I wished him well and figured he was going to be nervous. So when I sat there at his talk and the track was full, I thought this was going to be the defining moment. But boy do first impressions sometimes take you down the wrong path.

This guy was hilarious and had the stage under complete control. He is a great speaker.

Nev spoke very vividly about controlling your cash flow both in and out when it comes to spending within your business. To make a budget, to feed it with information in order to make accurate business decisions with the cash you got.

I think this talk is also solid from a personal point of view for you to maintain your balances tight. So my takeaway from this talk was to get this going, be more consistent with this in order to make better decisions.

Growing Pains: Staying Strong Through Business Expansion

Jessi Gurr
Jessi is phenomenal. I will have to copy her notes technique inside her slides. Gotcha!

I was finally able to see Jessi speak. I have missed the chance in Alabama and Costa Rica, so I was so happy to see her speak and listen to what she had to say.

She is amazing. Her vibe is amazing and how she encourages you to make your business grow slowly but steadily was a tremendous and inspiring talk. Once again, the crowd was there, the questions were there and I felt so proud of Jessi!

Her talk was about the decisions that can cost you a lot or make you gain a lot as a business owner. Great stuff Jess!

The Three Things All Web Professionals Need to Know About Privacy

The last talk I attended was about privacy on the Web. I had met Donata Skillrud and Hans Skillrud at WordCamp Fort Worth last year as they were right next to me at the sponsor’s hall.
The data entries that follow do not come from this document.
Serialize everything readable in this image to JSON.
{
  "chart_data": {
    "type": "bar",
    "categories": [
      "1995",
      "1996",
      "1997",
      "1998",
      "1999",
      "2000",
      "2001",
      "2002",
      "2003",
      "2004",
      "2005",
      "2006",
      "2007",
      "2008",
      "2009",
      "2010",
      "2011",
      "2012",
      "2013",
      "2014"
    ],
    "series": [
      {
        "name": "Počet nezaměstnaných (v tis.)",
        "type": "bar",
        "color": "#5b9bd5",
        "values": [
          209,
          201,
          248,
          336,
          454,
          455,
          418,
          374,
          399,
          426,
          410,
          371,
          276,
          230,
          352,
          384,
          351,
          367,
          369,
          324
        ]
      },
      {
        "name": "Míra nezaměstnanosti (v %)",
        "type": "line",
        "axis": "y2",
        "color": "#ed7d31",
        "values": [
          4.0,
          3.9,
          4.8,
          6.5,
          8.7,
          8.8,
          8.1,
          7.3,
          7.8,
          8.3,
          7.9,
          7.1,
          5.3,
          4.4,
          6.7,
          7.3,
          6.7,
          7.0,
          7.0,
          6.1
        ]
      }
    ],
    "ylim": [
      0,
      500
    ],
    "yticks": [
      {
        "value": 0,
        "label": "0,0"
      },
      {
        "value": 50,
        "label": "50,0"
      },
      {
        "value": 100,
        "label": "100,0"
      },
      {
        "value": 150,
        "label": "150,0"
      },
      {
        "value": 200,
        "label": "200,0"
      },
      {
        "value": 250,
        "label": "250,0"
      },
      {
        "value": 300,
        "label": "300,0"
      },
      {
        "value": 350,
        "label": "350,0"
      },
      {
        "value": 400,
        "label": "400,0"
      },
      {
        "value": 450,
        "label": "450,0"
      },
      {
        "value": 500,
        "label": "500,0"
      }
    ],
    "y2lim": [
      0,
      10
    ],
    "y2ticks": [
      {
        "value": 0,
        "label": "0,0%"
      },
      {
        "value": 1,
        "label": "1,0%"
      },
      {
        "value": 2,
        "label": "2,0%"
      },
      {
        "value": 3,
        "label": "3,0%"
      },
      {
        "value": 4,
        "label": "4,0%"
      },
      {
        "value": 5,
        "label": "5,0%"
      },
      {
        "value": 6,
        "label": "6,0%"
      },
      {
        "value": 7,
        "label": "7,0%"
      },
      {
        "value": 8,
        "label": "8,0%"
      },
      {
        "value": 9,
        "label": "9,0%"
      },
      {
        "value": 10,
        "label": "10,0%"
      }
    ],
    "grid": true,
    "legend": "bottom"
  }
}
They were phenomenal people, and I had a great time getting to know them.

Since then, I have seen them in quite a few camps, but I was never able to attend their talk. So this time, I made sure I would.

Privacy is a thing that is shifting in the online world, and their business model is fantastic. Basically what they do is have a plugin that updates privacy laws whenever they change.

Donata spoke about what privacy laws are, why is it important to have them and why should agencies act on it.

To me, it’s a bit hard to grasp the importance from a legal point of view since I am from Costa Rica. Laws and the internet don’t really go well together. But in the US, it can be quite a thing.

So naturally, people asked a lot of questions about what is and isn’t allowed.

Wrapping Up WordCamp Miami 2020

And with that, my WordCamp adventure ended. I had to go early to the hotel, as my flight was leaving. I said my goodbyes to those there and knew I was gonna be back next year in Miami.

As to what I think of the Camp? I thought it was going to be higher in terms of crowd. I also thought it was going to be crazier in partying compared to other US camps. Perhaps that’s one of the big differences between US vs. Latin American Camps…partying is way harder.

I also loved Miami as a city (and not because of the weather). What a vibrant city. There is a lot going on and it’s just a great place to be in. I was surprised at how many people speak Spanish (almost everybody).

All in all, I had a great time. A huge thank you to the organizers, volunteers and of course, the Miami community. Until next year!